L’intero scenario richiama la maggior parte delle opere dell’ ellenismo, età che si sviluppa subito dopo la morte di Alessandro Magno, nel 323, contrassegnata da opere caratterizzate da notevoli espressioni teatrali, quasi caricaturali e con grande cura nei dettagli. Con questo lungo periodo, si intende tutto ciò che deriva dalla Grecia ma non ciò che è greco. Dunque è una cultura rielaboratrice, scarsamente creativa , ma raffinata; portata spesso ad accentuare caratteristiche di lontana ascendenza ellenica, con la perdita di quella misura, equilibrio, porzione che erano stati a fondamento in precedenza. Nettamente distinguibili, dunque, da quelle appartenenti alle fasi precedenti. I particolari assumono la loro importanza, poiché ognuno di essi è stato realizzato da uno scultore diverso con diverso modo di espressione (Agesandro, Polidoro e Atanadoro).

Una scultura di tale importanza e bellezza, venne immediatamente notato da papa Giulio II, che decise di acquistarla per poi collocarla all’interno del ”Cortile delle Statue”, posto al centro del Giardino del Belvedere, assieme ad un’altra scultura importante, l’Apollo del Belvedere, anch’esso copia in marmo di un’originale in bronzo raffigurante, però, il dio Apollo. Questa statua venne considerata per anni come un capolavoro artistico, nonché modello assoluto di bellezza maschile, e venne spesso adattata in varie opere, ad esempio nell’ ”Apollo e Dafne” di Gian Lorenzo Bernini, gruppo scultoreo realizzato tra il 1622 e il 1625, o nel Commodore Keppel di Reynolds, dipinto creato nel 1749, nel quale Apollo venne ritratto in abito settecentesco.

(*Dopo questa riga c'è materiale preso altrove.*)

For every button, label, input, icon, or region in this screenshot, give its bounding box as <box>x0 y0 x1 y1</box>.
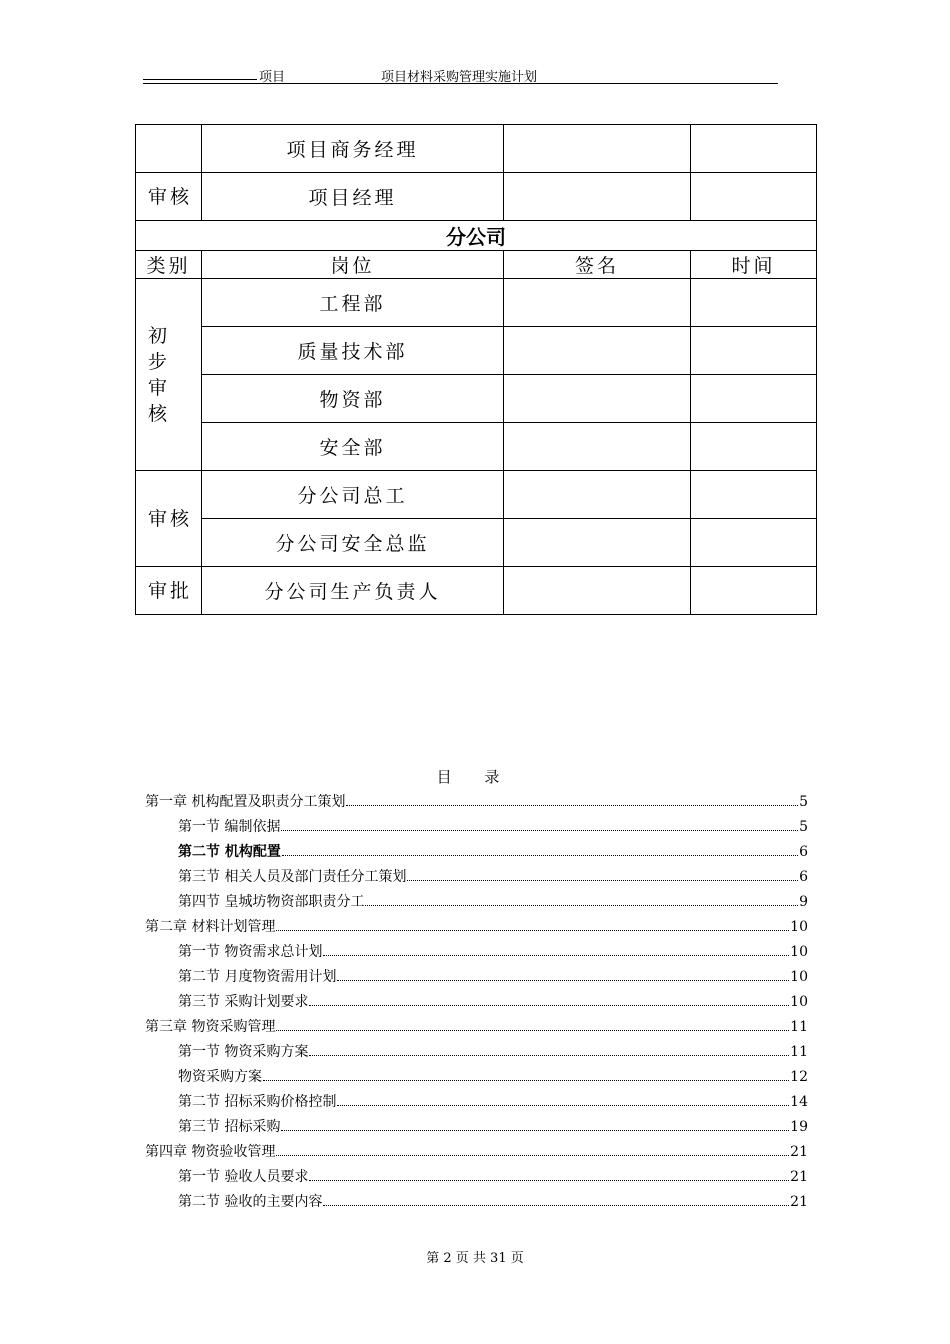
toc-entry-text: 第二节 月度物资需用计划 <box>178 969 337 985</box>
table-row <box>136 125 817 173</box>
toc-entry[interactable] <box>145 940 808 965</box>
toc-entry-page: 14 <box>790 1094 808 1110</box>
position-cell: 质量技术部 <box>202 327 504 375</box>
table-row <box>136 519 817 567</box>
toc-entry[interactable] <box>145 840 808 865</box>
toc-entry-text: 第二节 验收的主要内容 <box>178 1194 323 1210</box>
toc-leader-dots <box>346 805 798 806</box>
position-cell: 分公司安全总监 <box>202 519 504 567</box>
signature-cell[interactable] <box>504 279 691 327</box>
position-cell: 物资部 <box>202 375 504 423</box>
header-blank-underline <box>143 79 257 80</box>
toc-entry-text: 第一节 物资采购方案 <box>178 1044 309 1060</box>
toc-entry-text: 第三章 物资采购管理 <box>145 1019 276 1035</box>
category-cell <box>136 125 202 173</box>
category-cell: 初步审核 <box>136 279 202 471</box>
approval-table <box>135 124 817 615</box>
time-cell[interactable] <box>691 327 817 375</box>
toc-leader-dots <box>276 1155 789 1156</box>
signature-cell[interactable] <box>504 519 691 567</box>
toc-leader-dots <box>281 830 798 831</box>
time-cell[interactable] <box>691 173 817 221</box>
toc-leader-dots <box>323 1205 789 1206</box>
toc-entry[interactable] <box>145 790 808 815</box>
toc-entry[interactable] <box>145 990 808 1015</box>
position-cell: 分公司总工 <box>202 471 504 519</box>
toc-entry-page: 19 <box>790 1119 808 1135</box>
header-doc-title: 项目材料采购管理实施计划 <box>381 70 538 85</box>
toc-entry-text: 第一节 物资需求总计划 <box>178 944 323 960</box>
table-of-contents <box>145 790 808 1215</box>
time-cell[interactable] <box>691 125 817 173</box>
toc-entry[interactable] <box>145 965 808 990</box>
toc-entry-text: 第三节 招标采购 <box>178 1119 281 1135</box>
toc-entry-page: 10 <box>790 994 808 1010</box>
column-header-category: 类别 <box>136 251 202 279</box>
toc-entry-page: 9 <box>799 894 808 910</box>
time-cell[interactable] <box>691 519 817 567</box>
toc-entry-page: 21 <box>790 1169 808 1185</box>
toc-entry-text: 第二节 机构配置 <box>178 844 281 860</box>
toc-leader-dots <box>309 1005 789 1006</box>
toc-entry-text: 第二节 招标采购价格控制 <box>178 1094 337 1110</box>
position-cell: 安全部 <box>202 423 504 471</box>
header-project-suffix: 项目 <box>259 70 286 85</box>
signature-cell[interactable] <box>504 327 691 375</box>
table-row <box>136 375 817 423</box>
category-cell: 审批 <box>136 567 202 615</box>
table-row <box>136 327 817 375</box>
table-row <box>136 471 817 519</box>
table-row <box>136 423 817 471</box>
toc-entry-text: 第四章 物资验收管理 <box>145 1144 276 1160</box>
page-footer: 第 2 页 共 31 页 <box>426 1251 524 1266</box>
page-header <box>143 64 778 84</box>
toc-entry-page: 10 <box>790 944 808 960</box>
toc-entry-text: 第一章 机构配置及职责分工策划 <box>145 794 346 810</box>
toc-entry[interactable] <box>145 915 808 940</box>
toc-entry[interactable] <box>145 1115 808 1140</box>
time-cell[interactable] <box>691 471 817 519</box>
toc-entry-page: 6 <box>799 844 808 860</box>
toc-entry[interactable] <box>145 1015 808 1040</box>
toc-leader-dots <box>407 880 798 881</box>
toc-entry[interactable] <box>145 865 808 890</box>
toc-entry[interactable] <box>145 1090 808 1115</box>
time-cell[interactable] <box>691 567 817 615</box>
toc-entry[interactable] <box>145 890 808 915</box>
signature-cell[interactable] <box>504 375 691 423</box>
toc-entry-page: 6 <box>799 869 808 885</box>
toc-entry-text: 第三节 相关人员及部门责任分工策划 <box>178 869 407 885</box>
toc-leader-dots <box>281 1130 789 1131</box>
toc-entry[interactable] <box>145 1140 808 1165</box>
position-cell: 工程部 <box>202 279 504 327</box>
toc-entry-page: 11 <box>790 1019 808 1035</box>
toc-entry[interactable] <box>145 1190 808 1215</box>
toc-leader-dots <box>309 1180 789 1181</box>
position-cell: 项目经理 <box>202 173 504 221</box>
category-cell: 审核 <box>136 471 202 567</box>
toc-entry-text: 第四节 皇城坊物资部职责分工 <box>178 894 365 910</box>
toc-leader-dots <box>276 1030 789 1031</box>
toc-leader-dots <box>365 905 798 906</box>
toc-entry[interactable] <box>145 1065 808 1090</box>
column-header-time: 时间 <box>691 251 817 279</box>
column-header-position: 岗位 <box>202 251 504 279</box>
signature-cell[interactable] <box>504 125 691 173</box>
toc-leader-dots <box>263 1080 789 1081</box>
time-cell[interactable] <box>691 375 817 423</box>
table-row <box>136 279 817 327</box>
section-title: 分公司 <box>136 221 817 251</box>
toc-entry-text: 物资采购方案 <box>178 1069 262 1085</box>
toc-leader-dots <box>282 855 798 856</box>
toc-entry-page: 10 <box>790 919 808 935</box>
time-cell[interactable] <box>691 423 817 471</box>
header-row <box>136 251 817 279</box>
signature-cell[interactable] <box>504 567 691 615</box>
toc-entry-text: 第一节 验收人员要求 <box>178 1169 309 1185</box>
toc-leader-dots <box>323 955 789 956</box>
column-header-signature: 签名 <box>504 251 691 279</box>
time-cell[interactable] <box>691 279 817 327</box>
toc-entry-page: 10 <box>790 969 808 985</box>
signature-cell[interactable] <box>504 423 691 471</box>
table-row <box>136 173 817 221</box>
toc-entry-page: 21 <box>790 1144 808 1160</box>
toc-entry-page: 11 <box>790 1044 808 1060</box>
toc-leader-dots <box>309 1055 789 1056</box>
position-cell: 分公司生产负责人 <box>202 567 504 615</box>
toc-entry-page: 5 <box>799 819 808 835</box>
toc-leader-dots <box>337 1105 789 1106</box>
toc-title: 目 录 <box>436 768 514 786</box>
header-rule <box>143 83 778 84</box>
table-row <box>136 567 817 615</box>
toc-entry[interactable] <box>145 815 808 840</box>
toc-entry-text: 第二章 材料计划管理 <box>145 919 276 935</box>
toc-entry-page: 5 <box>799 794 808 810</box>
toc-leader-dots <box>337 980 789 981</box>
toc-entry[interactable] <box>145 1040 808 1065</box>
category-cell: 审核 <box>136 173 202 221</box>
toc-entry-page: 12 <box>790 1069 808 1085</box>
signature-cell[interactable] <box>504 471 691 519</box>
position-cell: 项目商务经理 <box>202 125 504 173</box>
section-row <box>136 221 817 251</box>
toc-leader-dots <box>276 930 789 931</box>
toc-entry-text: 第三节 采购计划要求 <box>178 994 309 1010</box>
signature-cell[interactable] <box>504 173 691 221</box>
toc-entry[interactable] <box>145 1165 808 1190</box>
toc-entry-text: 第一节 编制依据 <box>178 819 281 835</box>
toc-entry-page: 21 <box>790 1194 808 1210</box>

Un’altra rappresentazione del Laocoonte è quella raffigurata da El Greco (1541-1614), pittore spagnolo, che decise di ritrarre, in modo assai visionario, il sacerdote ed i suoi figli in un quadro delle dimensione di 142×193 cm, esposto nel National Gallery of Art a Washington. Nel ritratto è possibile osservare come i tre vengano uccisi, più che da una coppia di serpenti, da una malvagia potenza che li manipola, facendoli contorcere, contornati dalle luci violacee di una imminente tempesta.

Martina Sancini,Sara Mundo,Maria Grazia Maisto,Behtal Afihti.